I am less worried about managing changelog for each package but more about not ending up wasting precious time debugging bugs in all the tooling around, that might get confused but such a layout.
Still, having a single linters configuration could be seen as nice feature when using a monorepo.
I have no idea how much has been overridden these days, I suspect a lot. And there are dedicated people whose job is to keep it all running, but that’s inevitable at this scale.
The subrepos are in the sdk directory. I don’t believe they’ve switched to pyproject.toml throughout the source tree yet, but they may be generating them for releases (and if not, that’s likely where they’ll start, and I’d better go poke them to get on it before the legacy behaviour in pip stops working).
Monorepos are great as long as you can cut a single release per repo. commit history isn’t the only thing that is made more complex by trying to version multiple things independently out of a single repo. You will waste a lot of time in a lot of places. The time spent just with configuring your CI builds to ignore changes in certain paths and then dealing with having some builds related to toolA and some related to toolB…and god help you if you ever want to do something like put a badge on the CI job that shows which version was deployed. It’s doable, sure. Maybe none of it is even that difficult in isolation and nothing ever goes wrong. But at the end of the day the aggregate will not be trivial, and that’s time that could be better spent on something more useful, like staring blankly into space.
But anyway, there is likely no good reason NOT to simply cut a new release whenever either changes, and always keep the version numbers in sync. It sidesteps most problems at the cost of maybe having users download a single python dependency unnecessarily because it’s a release with no changes. I’ve done both plenty of times, and can say that I have encountered no memorable problems with “mono repo, everything released every build w/ the same version number”, and many with “mono repo which is essentially multiple repos in a single source tree” (and I’ve watched other teams struggle with it repeatedly because everyone needs to learn their own lessons I guess).
Here’s a test: are you directly importing anything from one module to another, expecting to make changes to both which must line up for the project to work? Are consumers generally or always going to require both of them, e.g., one is a library used by the ‘more public’ module? Then mono repo good, but you should be releasing them as a unit anyway or you’re asking for trouble.
If you expect to build, release, and version them independently, and toolA needs to support multiple versions of toolB w/ backward compatibility guarantees, or consumers of the project could be expected to use one but not the other, those are clearly two separate projects and should not be in a repo together.
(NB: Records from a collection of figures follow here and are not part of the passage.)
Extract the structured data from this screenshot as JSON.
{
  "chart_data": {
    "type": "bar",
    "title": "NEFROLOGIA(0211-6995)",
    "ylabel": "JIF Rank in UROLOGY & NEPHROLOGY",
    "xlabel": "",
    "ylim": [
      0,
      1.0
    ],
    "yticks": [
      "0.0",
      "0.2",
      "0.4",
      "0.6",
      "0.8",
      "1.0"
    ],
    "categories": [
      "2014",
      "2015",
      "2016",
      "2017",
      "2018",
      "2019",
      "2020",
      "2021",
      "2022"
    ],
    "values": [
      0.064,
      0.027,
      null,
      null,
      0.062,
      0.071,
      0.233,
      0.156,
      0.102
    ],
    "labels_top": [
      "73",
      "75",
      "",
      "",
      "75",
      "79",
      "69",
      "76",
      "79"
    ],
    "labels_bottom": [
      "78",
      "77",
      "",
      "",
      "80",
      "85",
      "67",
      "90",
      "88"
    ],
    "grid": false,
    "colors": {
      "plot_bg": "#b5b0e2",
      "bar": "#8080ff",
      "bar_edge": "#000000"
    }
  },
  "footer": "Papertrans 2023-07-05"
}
Note: Something to keep in mind is my work tends to be on internal tooling where build times for each component are roughly the same, I can parallelize them, compute is essentially free & infinite for these purposes, and bandwidth for my users is also basically free. I wouldn’t recommend this for multiple compiled components, one of which takes 3 hours to build and is 3gb and the other takes 3s and is 3mb, and I’m shipping the artifacts to Abu Dhabi every time. Use judgement. Things don’t magically get less complex as time goes on, so you definitely do not want to start off complex.